Expo Jean-Christophe Menu
Quand on cite les auteurs publiés par L’Association, on commence en général par Sfar et Trondheim, on continue gentiment avec Satrapi, Sattouf ou Blutch, et on oublie le fondateur et l’un des plus jusqu’au-boutiste de la bande : J.-C. Menu. J’ai déjà vu le gaillard en conférence, c’est un furieux, un vrai, un pur, un qui aime l’écriture sous contrainte et exècre les compromis. Au point de se couper d’une immense partie du public avec ses positions radicales sur l'art séquentiel. L’exposition est à sa hauteur : forte, dérangeante et, au final, un peu triste.

Expo Interduck
Drôle de dispositif au Musée d’Angoulême : au 1er étage, une salle a été remplie de parodies de peintures classiques (de Dürer à Kandinsky, en passant par Léonard de Vinci ou Van Gogh) dont les protagonistes ont été remplacés par des canards à la Carl Barks… mais ce n’est qu’une partie de l’exposition. Les autres salles du musée ont été truffées de petits éléments canardesques, des fragments de poteries grecques, des peintures rupestres, des masques canaques, des sculptures égyptiennes… ça devrait être ridicule, et au final c’est plutôt cool. L’expo reste quelques mois, si vous passez par Angoulême allez y faire un tour.


Expo Shapereader
Étrange exposition fondée sur un concept sans doute génial mais incompréhensible pour moi : faire appréhender la bande dessinée aux non-voyants. Pour ce faire, les créateurs ont développé tout un « alphabet » en relief évoquant des sentiments, des sensations, des concepts (haine, tendresse, fleur…) et leur juxtaposition (avec du Braille pour les textes) permettent de reconstituer dans l’esprit les sensations esthétiques de la BD… intéressant, mais je ne suis franchement pas convaincu.


Expo Hugo Pratt
On ne présente plus l’auteur de Corto Maltese, chef-d’œuvre incomparable du neuvième art. L’expo était très belle, et très bondée. J’en retiens surtout cette incroyable citation d’Umberto Eco : « Quand je veux me détendre, je lis un essai d'Engels. Mais quand je veux m’engager, je lis Corto Maltese. »


Expo Mutants
Le musée du Papier accueillait une expo tout entière consacrée aux Mutants, album de Pauline Aubry qui évoque l’adolescence (rien à voir avec les X-Men !).
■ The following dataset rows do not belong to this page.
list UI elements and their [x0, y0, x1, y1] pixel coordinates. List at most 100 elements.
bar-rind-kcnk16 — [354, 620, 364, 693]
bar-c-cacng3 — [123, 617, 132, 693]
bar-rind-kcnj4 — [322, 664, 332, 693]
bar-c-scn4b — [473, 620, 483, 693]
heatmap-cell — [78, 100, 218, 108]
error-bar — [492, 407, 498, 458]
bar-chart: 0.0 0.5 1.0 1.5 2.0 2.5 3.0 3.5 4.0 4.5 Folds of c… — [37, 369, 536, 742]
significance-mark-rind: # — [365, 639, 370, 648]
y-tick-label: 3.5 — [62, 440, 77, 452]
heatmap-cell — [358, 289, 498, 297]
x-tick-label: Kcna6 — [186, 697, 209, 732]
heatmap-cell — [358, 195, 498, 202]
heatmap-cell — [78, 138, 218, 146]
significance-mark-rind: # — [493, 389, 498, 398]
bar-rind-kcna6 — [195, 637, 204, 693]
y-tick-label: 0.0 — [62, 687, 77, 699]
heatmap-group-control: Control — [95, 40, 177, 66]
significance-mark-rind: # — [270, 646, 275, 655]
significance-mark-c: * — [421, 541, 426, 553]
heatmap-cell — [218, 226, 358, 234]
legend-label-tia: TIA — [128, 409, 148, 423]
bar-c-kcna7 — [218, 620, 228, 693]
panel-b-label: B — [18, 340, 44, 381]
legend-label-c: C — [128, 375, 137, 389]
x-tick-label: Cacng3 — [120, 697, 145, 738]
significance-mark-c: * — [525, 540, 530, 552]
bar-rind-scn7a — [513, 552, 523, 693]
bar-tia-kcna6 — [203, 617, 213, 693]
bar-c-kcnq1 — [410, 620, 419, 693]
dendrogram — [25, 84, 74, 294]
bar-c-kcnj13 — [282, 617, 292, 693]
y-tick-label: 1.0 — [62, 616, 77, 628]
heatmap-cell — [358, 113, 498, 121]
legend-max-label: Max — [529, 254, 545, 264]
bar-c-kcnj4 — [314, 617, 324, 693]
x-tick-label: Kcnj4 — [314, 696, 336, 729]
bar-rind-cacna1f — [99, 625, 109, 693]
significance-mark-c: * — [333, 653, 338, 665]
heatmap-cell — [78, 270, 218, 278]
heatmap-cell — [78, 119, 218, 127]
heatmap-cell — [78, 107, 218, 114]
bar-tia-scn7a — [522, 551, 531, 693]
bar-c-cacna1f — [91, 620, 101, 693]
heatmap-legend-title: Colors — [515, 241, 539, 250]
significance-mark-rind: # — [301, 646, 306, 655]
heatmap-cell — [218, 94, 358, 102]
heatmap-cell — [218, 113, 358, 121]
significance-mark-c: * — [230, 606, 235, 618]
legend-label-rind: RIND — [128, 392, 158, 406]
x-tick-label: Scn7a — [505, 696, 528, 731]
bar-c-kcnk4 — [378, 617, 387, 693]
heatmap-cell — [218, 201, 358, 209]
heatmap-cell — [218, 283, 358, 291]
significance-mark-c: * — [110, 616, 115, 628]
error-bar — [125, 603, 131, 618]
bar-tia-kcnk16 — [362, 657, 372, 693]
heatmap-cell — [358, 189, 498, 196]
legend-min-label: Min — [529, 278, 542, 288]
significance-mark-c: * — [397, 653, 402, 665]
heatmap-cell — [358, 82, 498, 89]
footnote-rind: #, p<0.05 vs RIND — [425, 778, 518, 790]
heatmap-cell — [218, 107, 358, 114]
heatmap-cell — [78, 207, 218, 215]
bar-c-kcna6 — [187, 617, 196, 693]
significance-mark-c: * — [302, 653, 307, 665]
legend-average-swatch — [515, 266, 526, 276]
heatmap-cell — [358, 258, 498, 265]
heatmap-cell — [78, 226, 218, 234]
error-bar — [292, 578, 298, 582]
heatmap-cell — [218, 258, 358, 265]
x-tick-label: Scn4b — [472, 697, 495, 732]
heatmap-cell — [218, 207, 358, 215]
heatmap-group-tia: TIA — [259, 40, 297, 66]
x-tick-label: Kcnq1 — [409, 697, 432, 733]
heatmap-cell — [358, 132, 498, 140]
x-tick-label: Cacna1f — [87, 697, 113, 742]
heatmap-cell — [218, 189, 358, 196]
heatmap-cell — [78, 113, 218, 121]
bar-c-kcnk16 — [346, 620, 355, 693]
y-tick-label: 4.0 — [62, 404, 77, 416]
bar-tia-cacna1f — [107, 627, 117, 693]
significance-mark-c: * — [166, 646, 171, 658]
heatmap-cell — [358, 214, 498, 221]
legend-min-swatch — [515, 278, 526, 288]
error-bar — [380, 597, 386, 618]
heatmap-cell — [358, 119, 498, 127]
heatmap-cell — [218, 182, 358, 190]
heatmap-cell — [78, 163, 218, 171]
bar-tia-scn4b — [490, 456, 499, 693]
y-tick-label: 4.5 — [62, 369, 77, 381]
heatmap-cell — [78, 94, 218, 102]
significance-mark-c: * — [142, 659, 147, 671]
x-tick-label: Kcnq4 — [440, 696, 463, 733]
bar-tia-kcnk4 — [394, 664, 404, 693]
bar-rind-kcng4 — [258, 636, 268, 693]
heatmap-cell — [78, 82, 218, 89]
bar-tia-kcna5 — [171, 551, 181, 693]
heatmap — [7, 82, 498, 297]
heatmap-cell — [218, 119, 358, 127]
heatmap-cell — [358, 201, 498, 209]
L’adolescence de son auteure (née au début des années 1980), et l’adolescence en général, et ça semble très très bon. Je le lirai, à l’occasion…


Expo Otomo
Le président d’honneur de cette année, c’était Katsuhiro Otomo, créateur du mythique Akira qui a chamboulé la vision du manga et de l’animation de ma génération dans les années 1990. Cette expo était composée de 42 (42 ? Oui, 42 ; rien à voir) hommages d’auteurs plus ou moins français à Otomo, certains magnifiques (aaah, la fille à poil de Ledroit, aucun lien avec Akira mais elle est bien à poil), certains plus conventionnels (beaucoup de Kaneda à moto), tous déférents envers l’œuvre originale.